This means that raids occur in predawn hours, with police sometimes swarming disoriented, paranoid armed suspects who often have no idea what's going on. If you're about to say that it's a miracle these people don't wind up shooting the cops in a blind panic, well, we have two stories to tell you.
You're Awakened By An Explosion And The Sound Of Someone Smashing Through Your Door. What Do You Do?
First, let's talk about Ray Rosas. Up until 2015, he had never been arrested in his life. He was a law-abiding 42-year-old man who took care of his elderly mother and mentally ill older brother. He lived in Corpus Christi, Texas, and generally did nothing that would ever get him into a Cracked article. However, he did let his nephew crash with him, and he turned to out be a low-level drug dealer. Then, one night, this happened:
"Ray was asleep in his bed by the window on the morning of the raid. He was watching TV. A flashbang grenade came in through the window and hit him in the face, or at least the explosives sent window shards into his face. We don't know what hit him in the face, because nobody took him to get medical care."

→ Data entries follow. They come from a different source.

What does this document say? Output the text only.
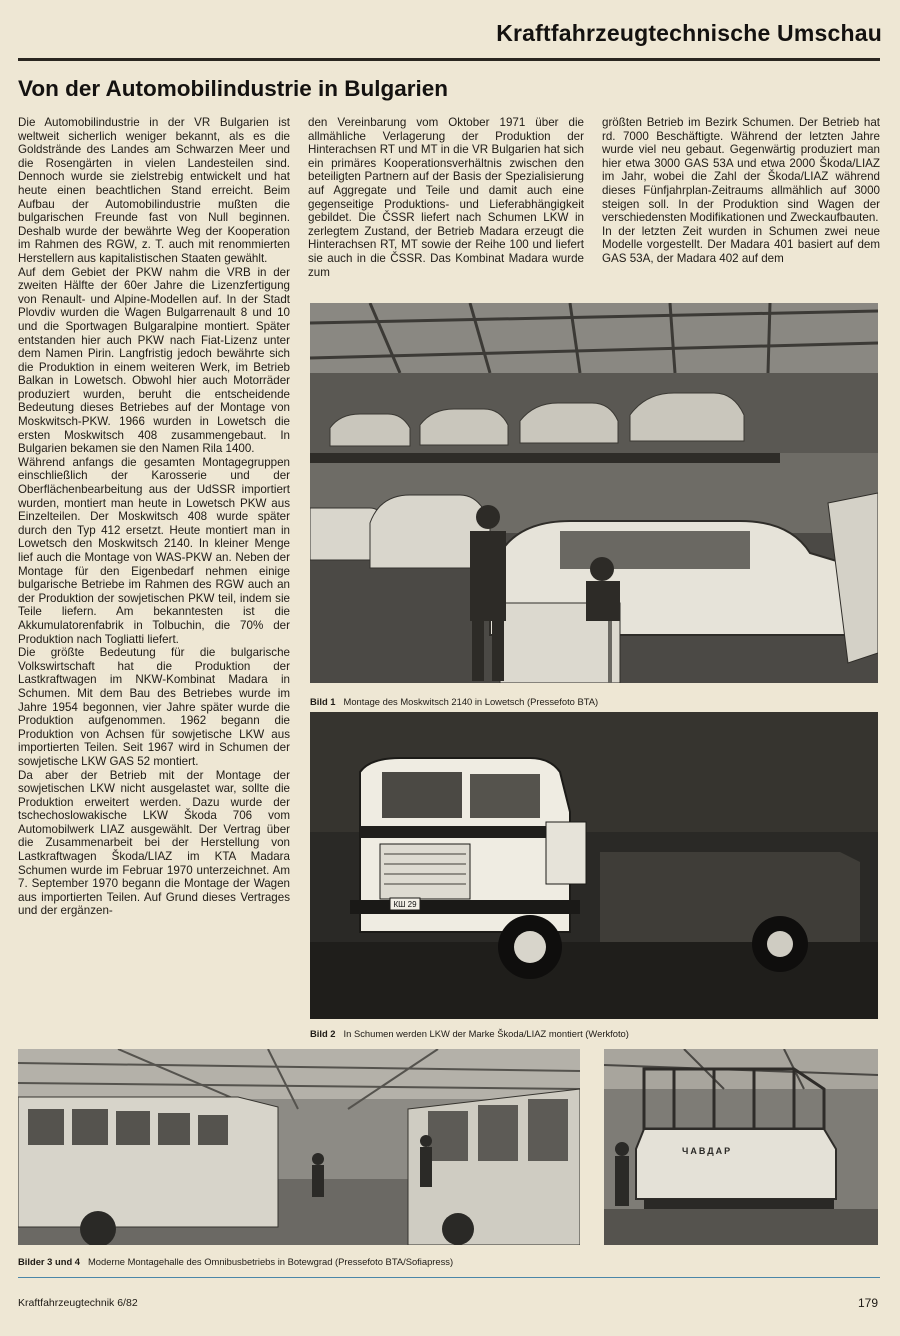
Kraftfahrzeugtechnische Umschau
Von der Automobilindustrie in Bulgarien

Die Automobilindustrie in der VR Bulgarien ist weltweit sicherlich weniger bekannt, als es die Goldstrände des Landes am Schwarzen Meer und die Rosengärten in vielen Landesteilen sind. Dennoch wurde sie zielstrebig entwickelt und hat heute einen beachtlichen Stand erreicht. Beim Aufbau der Automobilindustrie mußten die bulgarischen Freunde fast von Null beginnen. Deshalb wurde der bewährte Weg der Kooperation im Rahmen des RGW, z. T. auch mit renommierten Herstellern aus kapitalistischen Staaten gewählt.

Auf dem Gebiet der PKW nahm die VRB in der zweiten Hälfte der 60er Jahre die Lizenzfertigung von Renault- und Alpine-Modellen auf. In der Stadt Plovdiv wurden die Wagen Bulgarrenault 8 und 10 und die Sportwagen Bulgaralpine montiert. Später entstanden hier auch PKW nach Fiat-Lizenz unter dem Namen Pirin. Langfristig jedoch bewährte sich die Produktion in einem weiteren Werk, im Betrieb Balkan in Lowetsch. Obwohl hier auch Motorräder produziert wurden, beruht die entscheidende Bedeutung dieses Betriebes auf der Montage von Moskwitsch-PKW. 1966 wurden in Lowetsch die ersten Moskwitsch 408 zusammengebaut. In Bulgarien bekamen sie den Namen Rila 1400.

Während anfangs die gesamten Montagegruppen einschließlich der Karosserie und der Oberflächenbearbeitung aus der UdSSR importiert wurden, montiert man heute in Lowetsch PKW aus Einzelteilen. Der Moskwitsch 408 wurde später durch den Typ 412 ersetzt. Heute montiert man in Lowetsch den Moskwitsch 2140. In kleiner Menge lief auch die Montage von WAS-PKW an. Neben der Montage für den Eigenbedarf nehmen einige bulgarische Betriebe im Rahmen des RGW auch an der Produktion der sowjetischen PKW teil, indem sie Teile liefern. Am bekanntesten ist die Akkumulatorenfabrik in Tolbuchin, die 70% der Produktion nach Togliatti liefert.

Die größte Bedeutung für die bulgarische Volkswirtschaft hat die Produktion der Lastkraftwagen im NKW-Kombinat Madara in Schumen. Mit dem Bau des Betriebes wurde im Jahre 1954 begonnen, vier Jahre später wurde die Produktion aufgenommen. 1962 begann die Produktion von Achsen für sowjetische LKW aus importierten Teilen. Seit 1967 wird in Schumen der sowjetische LKW GAS 52 montiert.

Da aber der Betrieb mit der Montage der sowjetischen LKW nicht ausgelastet war, sollte die Produktion erweitert werden. Dazu wurde der tschechoslowakische LKW Škoda 706 vom Automobilwerk LIAZ ausgewählt. Der Vertrag über die Zusammenarbeit bei der Herstellung von Lastkraftwagen Škoda/LIAZ im KTA Madara Schumen wurde im Februar 1970 unterzeichnet. Am 7. September 1970 begann die Montage der Wagen aus importierten Teilen. Auf Grund dieses Vertrages und der ergänzen-

den Vereinbarung vom Oktober 1971 über die allmähliche Verlagerung der Produktion der Hinterachsen RT und MT in die VR Bulgarien hat sich ein primäres Kooperationsverhältnis zwischen den beteiligten Partnern auf der Basis der Spezialisierung auf Aggregate und Teile und damit auch eine gegenseitige Produktions- und Lieferabhängigkeit gebildet. Die ČSSR liefert nach Schumen LKW in zerlegtem Zustand, der Betrieb Madara erzeugt die Hinterachsen RT, MT sowie der Reihe 100 und liefert sie auch in die ČSSR. Das Kombinat Madara wurde zum

größten Betrieb im Bezirk Schumen. Der Betrieb hat rd. 7000 Beschäftigte. Während der letzten Jahre wurde viel neu gebaut. Gegenwärtig produziert man hier etwa 3000 GAS 53A und etwa 2000 Škoda/LIAZ im Jahr, wobei die Zahl der Škoda/LIAZ während dieses Fünfjahrplan-Zeitraums allmählich auf 3000 steigen soll. In der Produktion sind Wagen der verschiedensten Modifikationen und Zweckaufbauten.

In der letzten Zeit wurden in Schumen zwei neue Modelle vorgestellt. Der Madara 401 basiert auf dem GAS 53A, der Madara 402 auf dem

Bild 1 Montage des Moskwitsch 2140 in Lowetsch (Pressefoto BTA)
КШ 29
Bild 2 In Schumen werden LKW der Marke Škoda/LIAZ montiert (Werkfoto)
ЧАВДАР
Bilder 3 und 4 Moderne Montagehalle des Omnibusbetriebs in Botewgrad (Pressefoto BTA/Sofiapress)
Kraftfahrzeugtechnik 6/82	179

That's from Rosas' lawyer, Lisa Greenberg. We'll admit she has a bias, but you should know that a jury wound up agreeing with most of what she's going to say here. The police stormed the home, but, like roughly half of Texans, Rosas was a legal gun owner. He responded to his window exploding by opening fire on the source of said explosion. If that response sounds crazy to you, it should be noted that Rosas had been the victim of drive-by shootings before. It was that kind of neighborhood, and he had previously testified against a local gangbanger (meaning he had been expecting retaliation). Rosas hit three police officers -- Steven Brown, Andrew Jordan, and Steven Ruebelmann. All would survive their injuries.
That was not true in the case of Henry "Hank" Magee, another Texan. Unlike Rosas, he was guilty of a crime -- he owned a couple of tiny (six-inch-tall) marijuana plants, and several more seedlings. An informant had told police that Magee ran a sizable grow operation and was armed to the teeth. A Burleson judge issued a warrant, and his trailer was raided. Magee woke up to a terrifying noise, and like Rosas, he had no way of knowing the dark shapes storming through his door were cops and not home invaders there to murder him and his pregnant girlfriend.